Let’s therefore assume that because of these actions the trade net short position will decrease by 5 million bales net over the next six months, from the current 15.6 million to 10.6 million. This means that the trade would have to be a net buyer of futures in the amount of 5 million bales. But in order to do so either the specs or index funds would have to sell 5 million bales net, and therein lies the problem!
Despite some weakness in the market over the last couple of months, speculators have been stubbornly hanging around on the long side, while mills are getting increasingly nervous and frustrated about the market’s resilience. In the case of December fixations, mills are also running out of time on their 2.1 million bales in outstanding fixations.
US export sales for the week that ended on October 20 were down considerably due to higher prices that week, as only 136’600 bales of Upland and Pima were added to the tally. There were 16 markets participating in the buying, while 23 destinations received shipments of 135,800 running bales. Total commitments now amount to 6.2 million statistical bales, of which 2.15 million bales have so far been exported.
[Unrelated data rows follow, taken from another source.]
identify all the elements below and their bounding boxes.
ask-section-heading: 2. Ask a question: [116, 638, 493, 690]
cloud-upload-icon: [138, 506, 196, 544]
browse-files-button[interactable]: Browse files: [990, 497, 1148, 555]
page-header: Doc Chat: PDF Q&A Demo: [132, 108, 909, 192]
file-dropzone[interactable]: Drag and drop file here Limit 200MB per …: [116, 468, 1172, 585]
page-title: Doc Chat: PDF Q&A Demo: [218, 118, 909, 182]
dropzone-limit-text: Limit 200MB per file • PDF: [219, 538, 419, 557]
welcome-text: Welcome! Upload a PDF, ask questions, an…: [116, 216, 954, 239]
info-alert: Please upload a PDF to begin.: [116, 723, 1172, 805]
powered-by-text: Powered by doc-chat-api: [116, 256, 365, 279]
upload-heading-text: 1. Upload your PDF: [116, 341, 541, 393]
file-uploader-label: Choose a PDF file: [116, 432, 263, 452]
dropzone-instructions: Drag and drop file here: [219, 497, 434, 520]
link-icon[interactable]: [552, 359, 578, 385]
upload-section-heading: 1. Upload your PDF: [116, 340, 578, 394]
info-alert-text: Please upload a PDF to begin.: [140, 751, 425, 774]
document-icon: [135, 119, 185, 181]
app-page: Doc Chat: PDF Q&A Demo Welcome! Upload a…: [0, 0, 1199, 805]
So where do we go from here? With speculators digging in on the long side, some trade shorts have their backs against the wall as they are running out of time on their Dec fixations. Unless specs somehow get spooked out of their positions, the market is likely to remain on a firm footing as we head into the index roll, options expiration and Dec fixations.
A market devoid of carrying charges suits speculators and index funds, as they are able to roll their longs forward at minimal cost. At the moment there is only about 100 points of carry on the board for the seven-month period between December and July. However, with the US crop coming in fast we believe that merchants will try to rebuild carry by increasing the certified stock, which would not only help them to hold inventory, but would also discourage spec longs.
An interest rate hike by the Fed is another potential catalyst that might flush out some spec longs. At the moment the market has the odds for a 25-point increase in the Fed Funds rate at 70%. The last time the Fed hiked rates late last year, the stock market sold off and speculators moved to a ‘risk off’ position in January, which put pressure on commodity prices.
For now we stick with our call for a trading range between 67-71 cents, but we can’t deny that we feel uneasy about this massive open interest, which has the potential to unleash some big moves to either side!